The unarmed test missiles were launched as part of Demonstration and Shakedown Operation (DASO) 28 in the Pacific Test Range off the coast of Southern California.
The missiles were launched as a double mission test and were the key element of DASO 28, which marked the 166th and 167th successful test flights of the Trident II D5 missile since its introduction to the fleet in 1989. The primary objective of the DASO is to evaluate and demonstrate the readiness of the SSBN's strategic weapon system and crew before operational deployment following midlife refueling overhaul.
SSP, along with Naval Ordnance Test Unit, oversees the DASO certification process and provides integrated testing and evaluation capabilities, while various other organizations provide support. More than 130 special guests were invited aboard USNS Waters (T-AGS 45), a Military Sealift Command (MSC) vessel, to witness the event and learn more about SSP and the DASO process.
"The successful completion of DASO 28 was not only an important milestone in USS Nebraska's return to service, but also an important demonstration of the reliable and credible sea-based leg of the U.S. nuclear deterrent triad," said Capt. Mark Behning, deputy director, SSP.
Waters is an MSC vessel that provides support during the DASO launch as part of its mission. Instrumentation and personnel, such as engineers and scientists, are embarked aboard Waters to track the submarine and missile throughout the launch process. Capt. Mike Elmstrom, commanding officer, Strategic Weapons Facility Pacific (SWFPAC), and his crew took part in the design modifications of the D5 missiles and planning the test.
"Team SWFPAC put in many hours assembling, preparing and loading these flight test missiles," said Elmstrom. "This is a great opportunity for many of us to see the results of those impressive efforts."
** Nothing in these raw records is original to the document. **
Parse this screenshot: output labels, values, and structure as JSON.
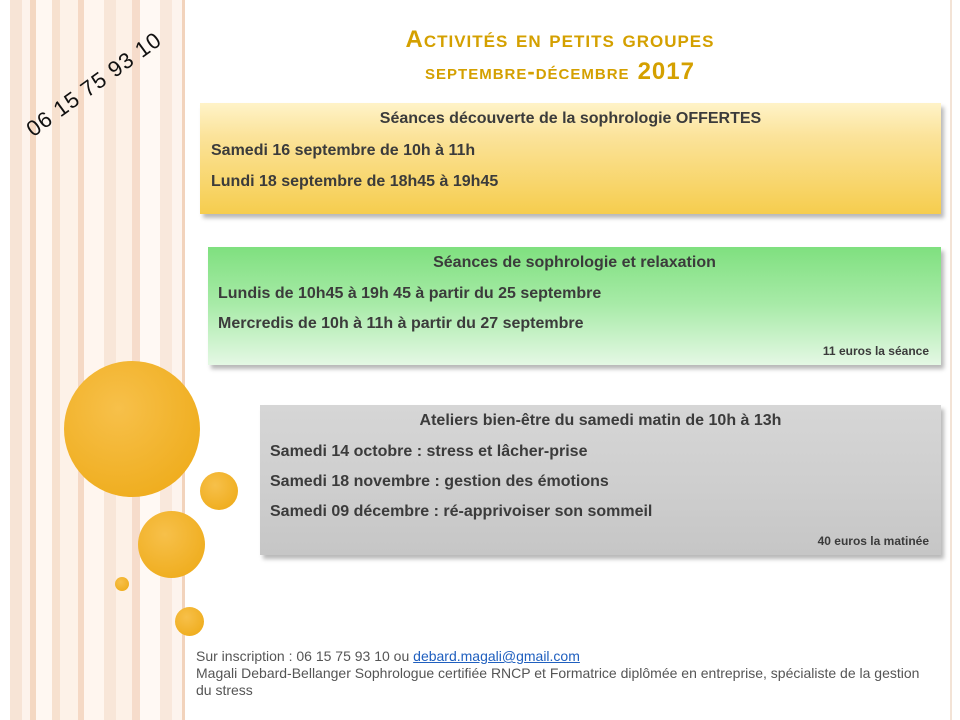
{
  "phone_vertical": "06 15 75 93 10",
  "title": {
    "line1": "Activités en petits groupes",
    "line2": "septembre-décembre",
    "year": "2017"
  },
  "box1": {
    "heading": "Séances découverte de la sophrologie OFFERTES",
    "lines": [
      "Samedi 16 septembre de 10h à 11h",
      "Lundi 18 septembre de 18h45 à 19h45"
    ]
  },
  "box2": {
    "heading": "Séances de sophrologie et relaxation",
    "lines": [
      "Lundis de 10h45 à 19h 45 à partir du 25 septembre",
      "Mercredis de 10h à 11h à partir du 27 septembre"
    ],
    "price": "11 euros la séance"
  },
  "box3": {
    "heading": "Ateliers bien-être du samedi matin de 10h à 13h",
    "lines": [
      "Samedi 14 octobre : stress et lâcher-prise",
      "Samedi 18 novembre : gestion des émotions",
      "Samedi 09 décembre : ré-apprivoiser son sommeil"
    ],
    "price": "40 euros la matinée"
  },
  "footer": {
    "inscription_prefix": "Sur inscription : 06 15 75 93 10 ou ",
    "email": "debard.magali@gmail.com",
    "credit": "Magali Debard-Bellanger Sophrologue certifiée RNCP et Formatrice diplômée en entreprise, spécialiste de la gestion du stress"
  },
  "colors": {
    "title": "#d4a000",
    "circles": "#eda812",
    "box1": "#f6cd4e",
    "box2": "#7fe07f",
    "box3": "#cfcfcf",
    "link": "#1f5fbf"
  }
}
Guests who watched the launch aboard Waters said it was a once-in-a-lifetime experience.
"The launch was one of the most fascinating things I have ever seen," said Allen Beermann, executive director, Nebraska Press Association. "It was truly an experience of a lifetime and I am glad I was invited to attend this wonderful event."
USS Nebraska (SSBN 739) is the 14th submarine of the Ohio-class of ballistic missile submarines (SSBNs), and the second U.S. Navy ship to bear the name. Assigned to Submarine Group 9, Nebraska is one of eight ballistic-missile submarines homeported at Naval Base Kitsap-Bangor, Wash.
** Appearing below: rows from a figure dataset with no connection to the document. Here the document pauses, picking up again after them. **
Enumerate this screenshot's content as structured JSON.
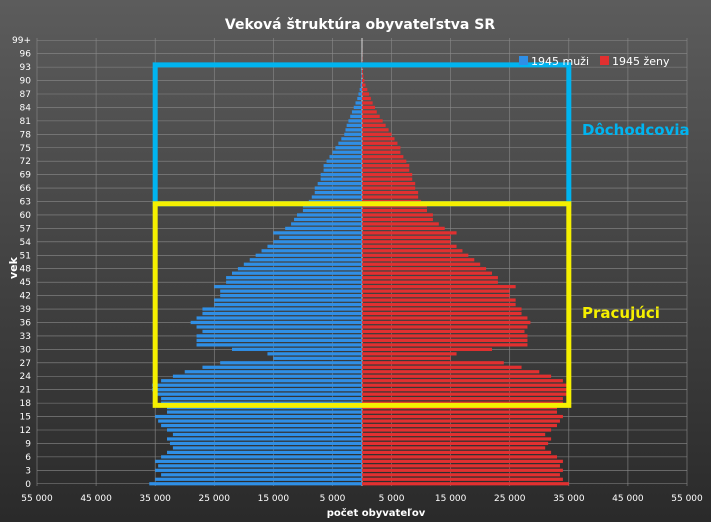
{
  "chart_data": {
    "type": "bar",
    "orientation": "horizontal-population-pyramid",
    "title": "Veková štruktúra obyvateľstva SR",
    "xlabel": "počet obyvateľov",
    "ylabel": "vek",
    "xlim": [
      -55000,
      55000
    ],
    "x_tick_values": [
      -55000,
      -45000,
      -35000,
      -25000,
      -15000,
      -5000,
      5000,
      15000,
      25000,
      35000,
      45000,
      55000
    ],
    "x_tick_labels": [
      "55 000",
      "45 000",
      "35 000",
      "25 000",
      "15 000",
      "5 000",
      "5 000",
      "15 000",
      "25 000",
      "35 000",
      "45 000",
      "55 000"
    ],
    "y_tick_labels": [
      "0",
      "3",
      "6",
      "9",
      "12",
      "15",
      "18",
      "21",
      "24",
      "27",
      "30",
      "33",
      "36",
      "39",
      "42",
      "45",
      "48",
      "51",
      "54",
      "57",
      "60",
      "63",
      "66",
      "69",
      "72",
      "75",
      "78",
      "81",
      "84",
      "87",
      "90",
      "93",
      "96",
      "99+"
    ],
    "grid": true,
    "legend_position": "top-right",
    "categories": [
      "0",
      "1",
      "2",
      "3",
      "4",
      "5",
      "6",
      "7",
      "8",
      "9",
      "10",
      "11",
      "12",
      "13",
      "14",
      "15",
      "16",
      "17",
      "18",
      "19",
      "20",
      "21",
      "22",
      "23",
      "24",
      "25",
      "26",
      "27",
      "28",
      "29",
      "30",
      "31",
      "32",
      "33",
      "34",
      "35",
      "36",
      "37",
      "38",
      "39",
      "40",
      "41",
      "42",
      "43",
      "44",
      "45",
      "46",
      "47",
      "48",
      "49",
      "50",
      "51",
      "52",
      "53",
      "54",
      "55",
      "56",
      "57",
      "58",
      "59",
      "60",
      "61",
      "62",
      "63",
      "64",
      "65",
      "66",
      "67",
      "68",
      "69",
      "70",
      "71",
      "72",
      "73",
      "74",
      "75",
      "76",
      "77",
      "78",
      "79",
      "80",
      "81",
      "82",
      "83",
      "84",
      "85",
      "86",
      "87",
      "88",
      "89",
      "90",
      "91",
      "92",
      "93",
      "94",
      "95",
      "96",
      "97",
      "98",
      "99+"
    ],
    "series": [
      {
        "name": "1945 muži",
        "color": "#2f8fe6",
        "values": [
          36000,
          35000,
          34000,
          35000,
          34500,
          35000,
          34000,
          33000,
          32000,
          32500,
          33000,
          32000,
          33000,
          34000,
          34500,
          35000,
          33000,
          33000,
          34000,
          34000,
          35000,
          35500,
          35500,
          34000,
          32000,
          30000,
          27000,
          24000,
          15000,
          16000,
          22000,
          28000,
          28000,
          28000,
          27000,
          28000,
          29000,
          28000,
          27000,
          27000,
          25000,
          25000,
          24000,
          24000,
          25000,
          23000,
          23000,
          22000,
          21000,
          20000,
          19000,
          18000,
          17000,
          16000,
          15000,
          14000,
          15000,
          13000,
          12000,
          11500,
          11000,
          10000,
          10000,
          9000,
          8500,
          8000,
          8000,
          7500,
          7000,
          7000,
          6500,
          6500,
          6000,
          5500,
          5000,
          4500,
          4000,
          3500,
          3000,
          2800,
          2600,
          2300,
          2000,
          1700,
          1400,
          1100,
          800,
          600,
          400,
          250,
          150,
          100,
          60,
          40,
          20,
          10,
          6,
          4,
          2,
          1
        ]
      },
      {
        "name": "1945 ženy",
        "color": "#e23030",
        "values": [
          35000,
          34000,
          33500,
          34000,
          33500,
          34000,
          33000,
          32000,
          31000,
          31500,
          32000,
          31000,
          32000,
          33000,
          33500,
          34000,
          33000,
          33000,
          34000,
          34000,
          35000,
          35000,
          35000,
          34000,
          32000,
          30000,
          27000,
          24000,
          15000,
          16000,
          22000,
          28000,
          28000,
          28000,
          27500,
          28000,
          28500,
          28000,
          27000,
          27000,
          26000,
          26000,
          25000,
          25000,
          26000,
          23000,
          23000,
          22000,
          21000,
          20000,
          19000,
          18000,
          17000,
          16000,
          15000,
          15000,
          16000,
          14000,
          13000,
          12000,
          12000,
          11000,
          11000,
          10000,
          9500,
          9500,
          9000,
          9000,
          8500,
          8500,
          8000,
          8000,
          7500,
          7000,
          6500,
          6500,
          6000,
          5500,
          5000,
          4500,
          4000,
          3500,
          3000,
          2500,
          2200,
          1800,
          1500,
          1200,
          900,
          600,
          400,
          250,
          150,
          100,
          50,
          30,
          15,
          8,
          4,
          2
        ]
      }
    ],
    "annotations": [
      {
        "label": "Dôchodcovia",
        "age_from": 63,
        "age_to": 93,
        "x_from": -35000,
        "x_to": 35000,
        "color": "#00b4f0"
      },
      {
        "label": "Pracujúci",
        "age_from": 18,
        "age_to": 62,
        "x_from": -35000,
        "x_to": 35000,
        "color": "#f5f000"
      }
    ]
  }
}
The mission of the SSBN force is strategic deterrence, by providing the United States with its most survivable and enduring nuclear strike capability. Ohio-class submarines serve as an undetectable launch platform for submarine-launched ballistic missiles. They are considered the most survivable leg of the nuclear triad; the other legs being long-range bombers and land-based intercontinental ballistic missiles.